Siena
La scomparsa di Valeria Fedeli, ex ministro dell’istruzione, dell’Università e della ricerca, lascia un segno profondo anche nel mondo dell’alta formazione musicale senese. Il Conservatorio Rinaldo Franci la ricorda con parole che vanno oltre la formula del cordoglio, visto che il suo nome è legato a un passaggio che ha cambiato davvero le cose.

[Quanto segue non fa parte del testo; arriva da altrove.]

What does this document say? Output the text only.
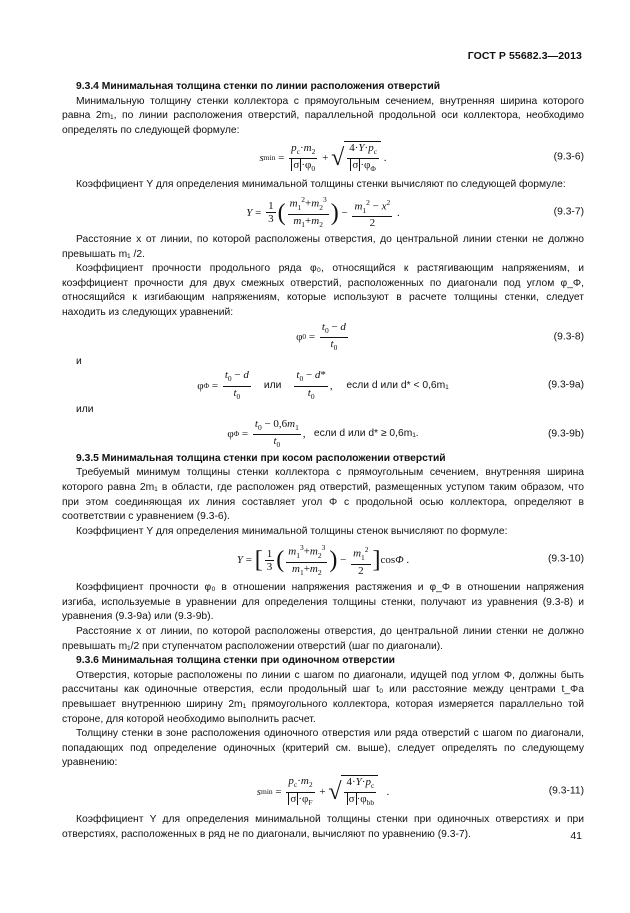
ГОСТ Р 55682.3—2013
9.3.4 Минимальная толщина стенки по линии расположения отверстий

Минимальную толщину стенки коллектора с прямоугольным сечением, внутренняя ширина которого равна 2m₁, по линии расположения отверстий, параллельной продольной оси коллектора, необходимо определять по следующей формуле:

s $\min = \frac{p_c\cdot m_2}{\sigma \cdot\varphi_0}$ + √ $\frac{4\cdot Y\cdot p_c}{\sigma \cdot\varphi_\Phi}$ .	(9.3-6)

Коэффициент Y для определения минимальной толщины стенки вычисляют по следующей формуле:

$Y = \frac{1}{3}$ ( $\frac{m_1^2+m_2^3}{m_1+m_2}$ ) − $\frac{m_1^2 - x^2}{2}$ .	(9.3-7)

Расстояние x от линии, по которой расположены отверстия, до центральной линии стенки не должно превышать m₁ /2.

Коэффициент прочности продольного ряда φ₀, относящийся к растягивающим напряжениям, и коэффициент прочности для двух смежных отверстий, расположенных по диагонали под углом φ_Φ, относящийся к изгибающим напряжениям, которые используют в расчете толщины стенки, следует находить из следующих уравнений:

φ $0 = \frac{t_0 - d}{t_0}$	(9.3-8)

и

φ $\Phi = \frac{t_0 - d}{t_0}$
или
$\frac{t_0 - d*}{t_0}$ , если d или d* < 0,6m₁	(9.3-9a)

или

φ $\Phi = \frac{t_0 - 0,6m_1}{t_0}$ , если d или d* ≥ 0,6m₁.	(9.3-9b)
9.3.5 Минимальная толщина стенки при косом расположении отверстий

Требуемый минимум толщины стенки коллектора с прямоугольным сечением, внутренняя ширина которого равна 2m₁ в области, где расположен ряд отверстий, размещенных уступом таким образом, что при этом соединяющая их линия составляет угол Φ с продольной осью коллектора, определяют в соответствии с уравнением (9.3-6).

Коэффициент Y для определения минимальной толщины стенок вычисляют по формуле:

Y = [ $\frac{1}{3}$ ( $\frac{m_1^3+m_2^3}{m_1+m_2}$ ) − $\frac{m_1^2}{2}$ ] cos Φ .	(9.3-10)

Коэффициент прочности φ₀ в отношении напряжения растяжения и φ_Φ в отношении напряжения изгиба, используемые в уравнении для определения толщины стенки, получают из уравнения (9.3-8) и уравнения (9.3-9a) или (9.3-9b).

Расстояние x от линии, по которой расположены отверстия, до центральной линии стенки не должно превышать m₁/2 при ступенчатом расположении отверстий (шаг по диагонали).

9.3.6 Минимальная толщина стенки при одиночном отверстии

Отверстия, которые расположены по линии с шагом по диагонали, идущей под углом Φ, должны быть рассчитаны как одиночные отверстия, если продольный шаг t₀ или расстояние между центрами t_Φa превышает внутреннюю ширину 2m₁ прямоугольного коллектора, которая измеряется параллельно той стороне, для которой необходимо выполнить расчет.

Толщину стенки в зоне расположения одиночного отверстия или ряда отверстий с шагом по диагонали, попадающих под определение одиночных (критерий см. выше), следует определять по следующему уравнению:

s $\min = \frac{p_c\cdot m_2}{\sigma \cdot\varphi_F}$ + √ $\frac{4\cdot Y\cdot p_c}{\sigma \cdot\varphi_{bb}}$ .	(9.3-11)

Коэффициент Y для определения минимальной толщины стенки при одиночных отверстиях и при отверстиях, расположенных в ряд не по диагонали, вычисляют по уравнению (9.3-7).	41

Durante il suo incarico, Fedeli fu la prima a credere fino in fondo nella necessità di portare a compimento il percorso di statizzazione dei Conservatori. Un tema discusso per anni, spesso rimandato, che riguardava il riconoscimento pieno di queste istituzioni all’interno del sistema nazionale dell’alta formazione. Grazie al suo impegno, e a una visione che univa responsabilità politica e attenzione per la cultura, quel percorso ha finalmente preso forma, coinvolgendo l'accademia senese e altre diciassette realtà musicali italiane. Per il Franci questo ha rafforzato identità, prospettive e ruolo pubblico della formazione musicale. E' per questo che il Valeria Fedeli è ricordata come una donna che ha scelto di ascoltare, di assumersi responsabilità complesse e di dare risposte concrete a un settore spesso marginalizzato.